Donna Laura Lanza degli allora baroni di Trabia, in Sicilia, andò sposa quattordicenne al barone Vincenzo La Grua Talamanca a metà Cinquecento, per motivi, ovviamente, di mera strategia e tornaconto famigliare. Così usava a quei tempi. Avvenente giovane dalle bionde chiome e dallo sguardo celeste, si palesò a Palermo, durante le feste e i ricevimenti, di costumi un po’ troppo disinvolti; ragion per cui il marito, peraltro sempre preso dagli obblighi delle cariche pubbliche e dagli affari, pensò bene relegarla nel proprio castello di Carini.
Non fu una mossa azzeccata, in quanto in quella contrada appartata ebbe anzi modo di svilupparsi una tresca amorosa tra lei e il cavalier Ludovico Vernagallo, durevole e sempre più stretta con il passar degli anni. Stando al noto poema popolare in vernacolo siciliano che ha immortalato la vicenda, finì coll’offuscarsene un frate carmelitano del vicino convento. Nottetempo si recò ad informarne il padre di lei: il severo e impetuoso don Cesare Lanza. Questi, senza por tempo in mezzo, saltato a cavallo con un manipolo di uomini di mano e sopraggiunto di sorpresa a Carini sul far del giorno, trucidò la figlia e fece accoppare il Vernagallo.
L’«amaru casu» è rimasto vivo nelle memorie degli isolani e nel castello di Carini si mostra ancor oggi al turista una manina scolpita in una delle metope del torrione principale in ricordo dell’impronta della mano insanguinata di Laura, o forse di Cesare, che a lungo sarebbe rimasta, indelebile, stampata su una parete a lato di una porta.
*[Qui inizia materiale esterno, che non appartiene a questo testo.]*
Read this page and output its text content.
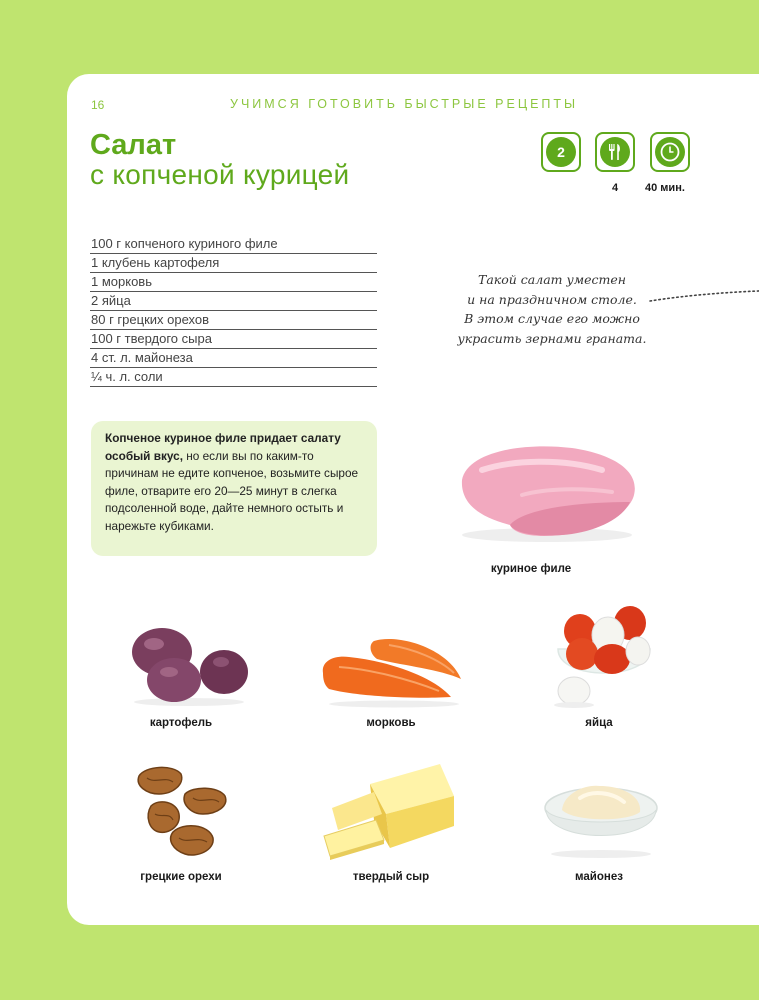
16	УЧИМСЯ ГОТОВИТЬ БЫСТРЫЕ РЕЦЕПТЫ
Салат
с копченой курицей
2
4 40 мин.
100 г копченого куриного филе
1 клубень картофеля
1 морковь
2 яйца
80 г грецких орехов
100 г твердого сыра
4 ст. л. майонеза
¼ ч. л. соли
Такой салат уместен
и на праздничном столе.
В этом случае его можно
украсить зернами граната.
Копченое куриное филе придает салату особый вкус, но если вы по каким-то причинам не едите копченое, возьмите сырое филе, отварите его 20—25 минут в слегка подсоленной воде, дайте немного остыть и нарежьте кубиками.
куриное филе
картофель	морковь	яйца
грецкие орехи	твердый сыр	майонез
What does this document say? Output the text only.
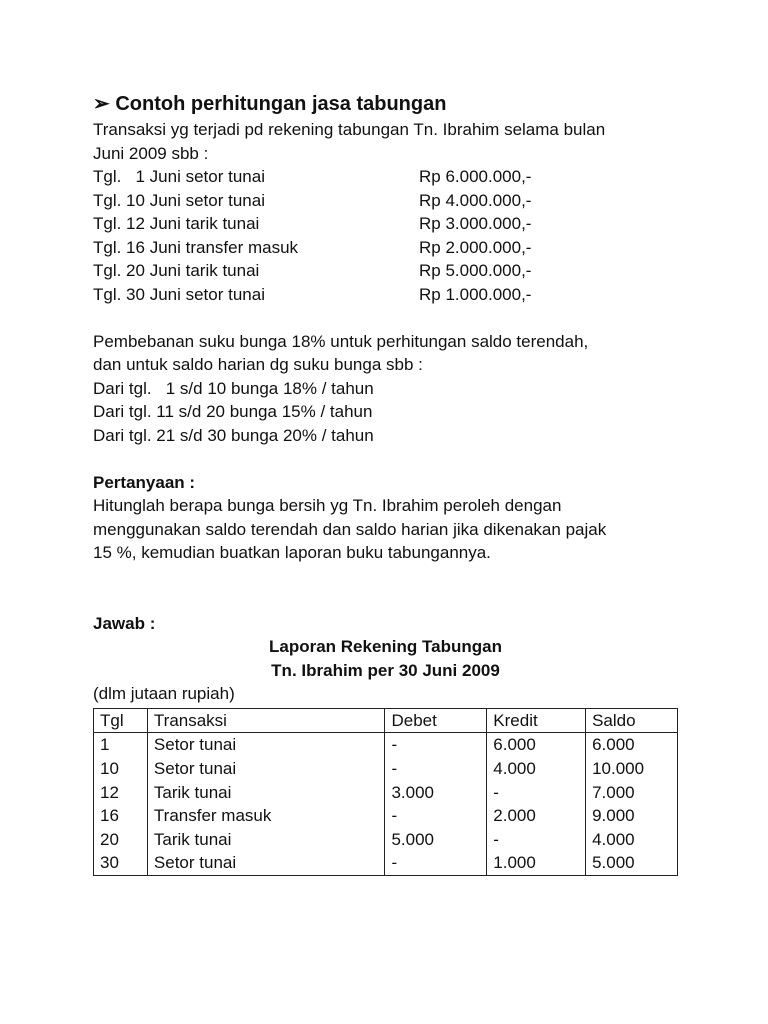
➢ Contoh perhitungan jasa tabungan
Transaksi yg terjadi pd rekening tabungan Tn. Ibrahim selama bulan
Juni 2009 sbb :
Tgl.   1 Juni setor tunai	Rp 6.000.000,-
Tgl. 10 Juni setor tunai	Rp 4.000.000,-
Tgl. 12 Juni tarik tunai	Rp 3.000.000,-
Tgl. 16 Juni transfer masuk	Rp 2.000.000,-
Tgl. 20 Juni tarik tunai	Rp 5.000.000,-
Tgl. 30 Juni setor tunai	Rp 1.000.000,-
Pembebanan suku bunga 18% untuk perhitungan saldo terendah,
dan untuk saldo harian dg suku bunga sbb :
Dari tgl.   1 s/d 10 bunga 18% / tahun
Dari tgl. 11 s/d 20 bunga 15% / tahun
Dari tgl. 21 s/d 30 bunga 20% / tahun
Pertanyaan :
Hitunglah berapa bunga bersih yg Tn. Ibrahim peroleh dengan
menggunakan saldo terendah dan saldo harian jika dikenakan pajak
15 %, kemudian buatkan laporan buku tabungannya.
Jawab :
Laporan Rekening Tabungan
Tn. Ibrahim per 30 Juni 2009
(dlm jutaan rupiah)
Tgl	Transaksi	Debet	Kredit	Saldo
1	Setor tunai	-	6.000	6.000
10	Setor tunai	-	4.000	10.000
12	Tarik tunai	3.000	-	7.000
16	Transfer masuk	-	2.000	9.000
20	Tarik tunai	5.000	-	4.000
30	Setor tunai	-	1.000	5.000
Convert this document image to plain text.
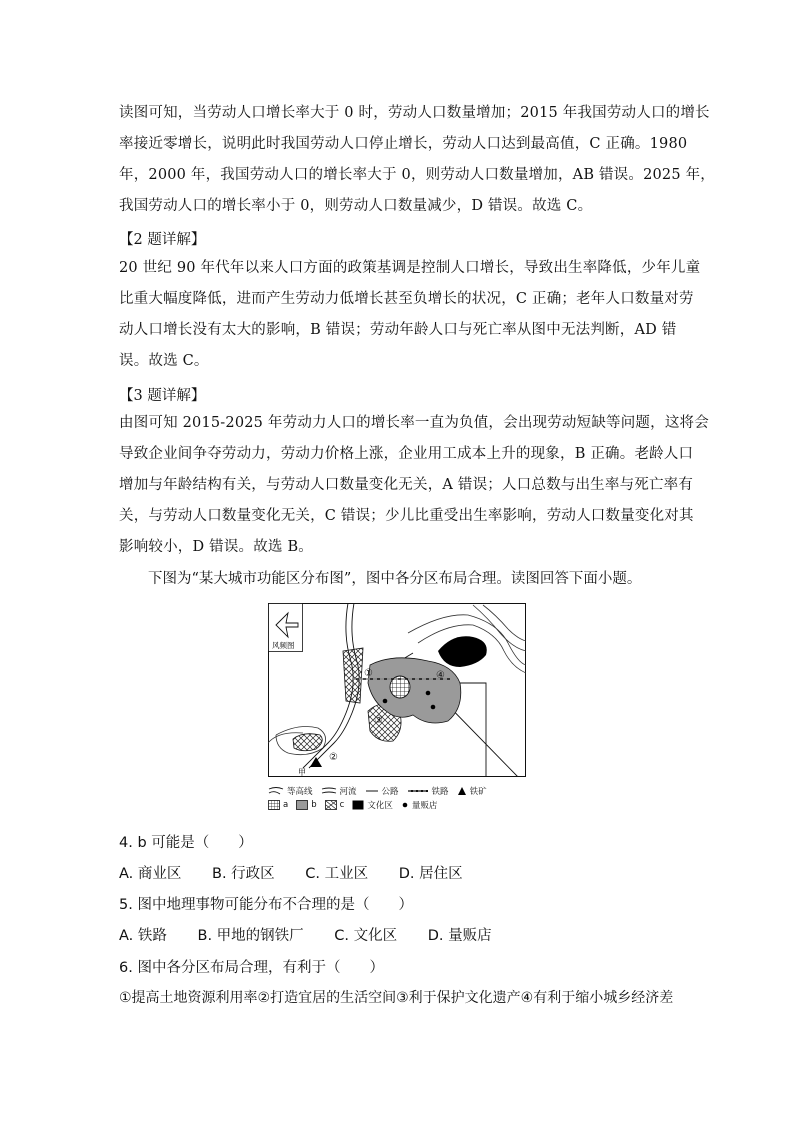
读图可知，当劳动人口增长率大于 0 时，劳动人口数量增加；2015 年我国劳动人口的增长
率接近零增长，说明此时我国劳动人口停止增长，劳动人口达到最高值，C 正确。1980
年，2000 年，我国劳动人口的增长率大于 0，则劳动人口数量增加，AB 错误。2025 年，
我国劳动人口的增长率小于 0，则劳动人口数量减少，D 错误。故选 C。
【2 题详解】
20 世纪 90 年代年以来人口方面的政策基调是控制人口增长，导致出生率降低，少年儿童
比重大幅度降低，进而产生劳动力低增长甚至负增长的状况，C 正确；老年人口数量对劳
动人口增长没有太大的影响，B 错误；劳动年龄人口与死亡率从图中无法判断，AD 错
误。故选 C。
【3 题详解】
由图可知 2015-2025 年劳动力人口的增长率一直为负值，会出现劳动短缺等问题，这将会
导致企业间争夺劳动力，劳动力价格上涨，企业用工成本上升的现象，B 正确。老龄人口
增加与年龄结构有关，与劳动人口数量变化无关，A 错误；人口总数与出生率与死亡率有
关，与劳动人口数量变化无关，C 错误；少儿比重受出生率影响，劳动人口数量变化对其
影响较小，D 错误。故选 B。
下图为“某大城市功能区分布图”，图中各分区布局合理。读图回答下面小题。
风频图
①
②
③
④
甲
等高线	河流	公路	铁路 铁矿
a	b	c	文化区 量贩店
4. b 可能是（　　）
A. 商业区 B. 行政区 C. 工业区 D. 居住区
5. 图中地理事物可能分布不合理的是（　　）
A. 铁路 B. 甲地的钢铁厂 C. 文化区 D. 量贩店
6. 图中各分区布局合理，有利于（　　）
①提高土地资源利用率②打造宜居的生活空间③利于保护文化遗产④有利于缩小城乡经济差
Vista dal lettore o ascoltatore o dal giornalista e pubblicista moderno ordinario, la vicenda così si riassume: Laura sarebbe stata una povera disgraziata, bella, leggiadra e ben scusabile, se non proprio innocente, in quanto trascurata dal legittimo coniuge; il padre un truce, abominevole assassino della figlia. In questa chiave si è espresso nelle pagine culturali di uno dei grandi quotidiani nazionali lo scrittore Vincenzo Consolo una ventina d’anni fa.
Ma di nuovo il giudizio pecca di anacronismo. Ci si affaccia su una vicenda del Cinquecento con la mentalità e in base alle convenzioni e convinzioni del nostro periodo storico. Nel Cinquecento l’episodio ha, sì, destato smarrimento, raccapriccio. Cesare Lanza e Vincenzo La Grua si sono sforzati di mettere il più possibile a tacere e mascherare l’avvenuto. Ma a nessuno è venuto in mente di esaltare la figura di Laura; né Cesare, che ha agito, seppur eccedendo, sostanzialmente come richiedeva l’onore della famiglia e la morale pubblica dell’epoca, è stato oggetto in vita di condanne. Pochi Lanza di Trabia si sono chiamati «Cesare» dopo il fattaccio, ma soprattutto nessuna Lanza di Trabia si è più potuta chiamare «Laura».
Passo ad altre considerazioni più generali. Oggi ognuno si ritiene figlio di suo padre e di sua madre alla pari. Addirittura è divenuto legalmente possibile in alcuni ordinamenti statuali assumere a scelta il cognome non del padre, ma della madre. Un corrispondente mi si presenta come discendente dei Carretto in quanto pronipote di una figlia di figlia di una Carretto. Ciò configura, sì, una lata affinità, ma certamente non consente di parlare di vera e propria discendenza dai marchesi.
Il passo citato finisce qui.